That Aerocon valve looks like it is rated properly, although I'd still contact the manufacturer before using it.
This is one of those places where intuition and physics butt heads. Lots of systems meter CO2 -- paint ball guns, airbrushes, even fish tanks. But something as simple as turning the tank over changes the parameters completely.
See, if you have an upright tank -- or a non-siphon tank -- you only get dry gas. That's what most of those cheaper valves are expecting. It also doesn't look like anything. To get that big plume of white smoke, you need to release LIQUID to the atmosphere. That means you are running liquid CO2 through your valve. That means that if and when you get a freeze or other blockage in the system, you are allowing expansion from liquid to gas to occur not inside a tank rated to 3,000 PSI, but inside your plumbing.
(It's a little more complicated than that; as you lower the pressure in an upright tank, some of the liquid becomes gas. That increases the pressure again -- a CO2 tank will stabilize at a pressure dependent on temperature. But this whole balancing act depends on their being a cap of gas, and that you are bleeding off gas, not liquid. Hence the anti-siphon loops on...well, yes, even modern paint marker guns.)
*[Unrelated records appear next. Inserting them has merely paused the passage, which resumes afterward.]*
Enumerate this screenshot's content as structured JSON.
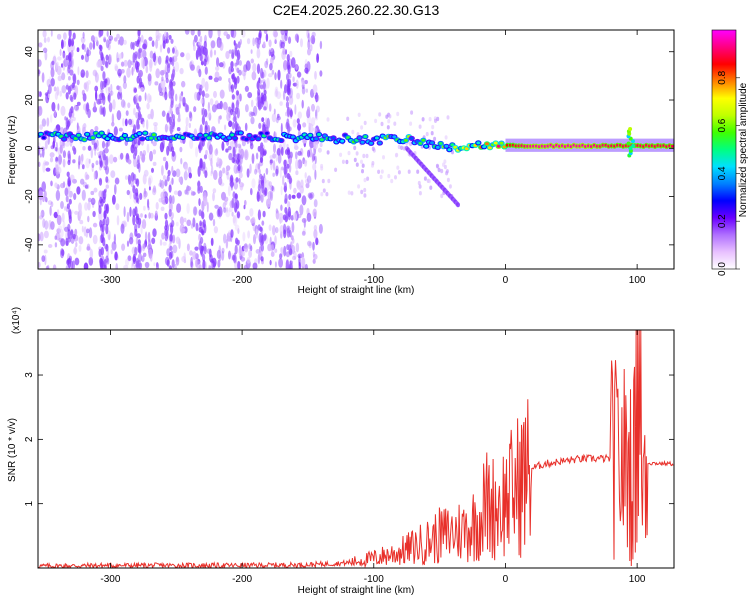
{
  "title": "C2E4.2025.260.22.30.G13",
  "chart_data": [
    {
      "type": "heatmap",
      "xlabel": "Height of straight line (km)",
      "ylabel": "Frequency (Hz)",
      "xlim": [
        -355,
        128
      ],
      "ylim": [
        -50,
        49
      ],
      "xticks": [
        -300,
        -200,
        -100,
        0,
        100
      ],
      "yticks": [
        -40,
        -20,
        0,
        20,
        40
      ],
      "colorbar": {
        "label": "Normalized spectral amplitude",
        "range": [
          0,
          1
        ],
        "ticks": [
          0.0,
          0.2,
          0.4,
          0.6,
          0.8
        ],
        "colors": [
          "#ffffff",
          "#e8c0ff",
          "#b070ff",
          "#6a00ff",
          "#0000ff",
          "#0080ff",
          "#00e0ff",
          "#00ff80",
          "#40ff00",
          "#c0ff00",
          "#ffff00",
          "#ff8000",
          "#ff0000",
          "#ff0080",
          "#ff00ff"
        ]
      },
      "ridge": [
        {
          "x": -355,
          "y": 5,
          "amp": 0.45
        },
        {
          "x": -300,
          "y": 5,
          "amp": 0.5
        },
        {
          "x": -250,
          "y": 5,
          "amp": 0.5
        },
        {
          "x": -200,
          "y": 5,
          "amp": 0.45
        },
        {
          "x": -150,
          "y": 4.5,
          "amp": 0.45
        },
        {
          "x": -120,
          "y": 4,
          "amp": 0.5
        },
        {
          "x": -100,
          "y": 3.5,
          "amp": 0.5
        },
        {
          "x": -80,
          "y": 4,
          "amp": 0.55
        },
        {
          "x": -60,
          "y": 2,
          "amp": 0.55
        },
        {
          "x": -40,
          "y": 0,
          "amp": 0.6
        },
        {
          "x": -20,
          "y": 1.5,
          "amp": 0.7
        },
        {
          "x": 0,
          "y": 1,
          "amp": 0.85
        },
        {
          "x": 20,
          "y": 1,
          "amp": 0.95
        },
        {
          "x": 40,
          "y": 1,
          "amp": 0.95
        },
        {
          "x": 60,
          "y": 1,
          "amp": 0.95
        },
        {
          "x": 80,
          "y": 1,
          "amp": 0.9
        },
        {
          "x": 100,
          "y": 1,
          "amp": 0.9
        },
        {
          "x": 128,
          "y": 1,
          "amp": 0.9
        }
      ]
    },
    {
      "type": "line",
      "xlabel": "Height of straight line (km)",
      "ylabel": "SNR (10 * v/v)",
      "y_multiplier": "(x10⁴)",
      "xlim": [
        -355,
        128
      ],
      "ylim": [
        0,
        3.7
      ],
      "xticks": [
        -300,
        -200,
        -100,
        0,
        100
      ],
      "yticks": [
        1,
        2,
        3
      ],
      "color": "#e8302a",
      "series": [
        {
          "x": [
            -355,
            -300,
            -250,
            -200,
            -150,
            -120,
            -100,
            -80,
            -60,
            -50,
            -40,
            -30,
            -20,
            -15,
            -10,
            0,
            10,
            20,
            30,
            40,
            50,
            60,
            70,
            80,
            85,
            90,
            95,
            100,
            102,
            105,
            110,
            128
          ],
          "y": [
            0.03,
            0.04,
            0.04,
            0.04,
            0.05,
            0.08,
            0.15,
            0.25,
            0.4,
            0.5,
            0.55,
            0.6,
            0.75,
            1.0,
            0.95,
            1.05,
            1.3,
            1.55,
            1.62,
            1.65,
            1.68,
            1.7,
            1.7,
            1.7,
            1.7,
            1.65,
            1.6,
            1.6,
            1.6,
            1.65,
            1.63,
            1.62
          ]
        }
      ]
    }
  ]
}
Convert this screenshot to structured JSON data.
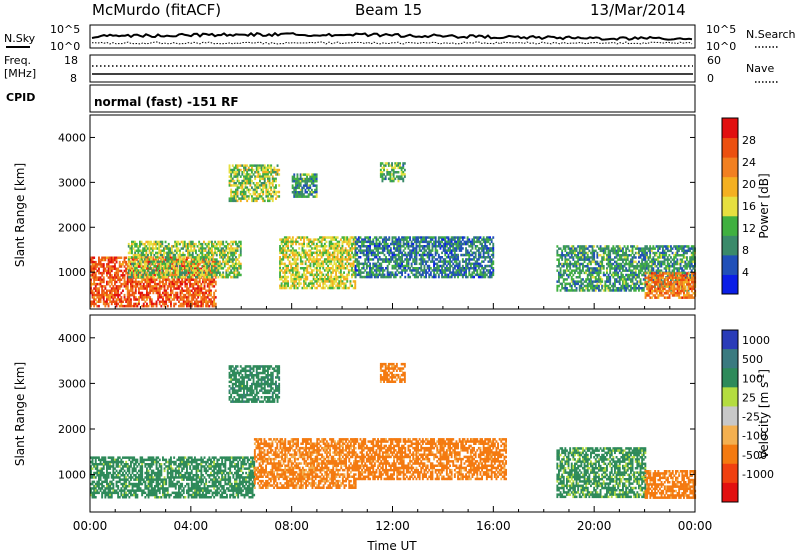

And, yes, you can get away with it for a while. I've seen plenty of paint markers run spitty (usually before they get too cold to shoot at all). But if you are talking about letting out enough liquid for a nice big plume, you are talking enough material to shatter cheaper parts and cause you severe injury.
Please. Do the research, talk to the manufacturers, get help from an engineer -- don't just throw together some eBay valves and a 20lb tank and hope it all works.
Incidentally, I'm not an engineer. Not even a physics geek. Just a very careful theater effects person who reads up on things before putting them in actor's hands.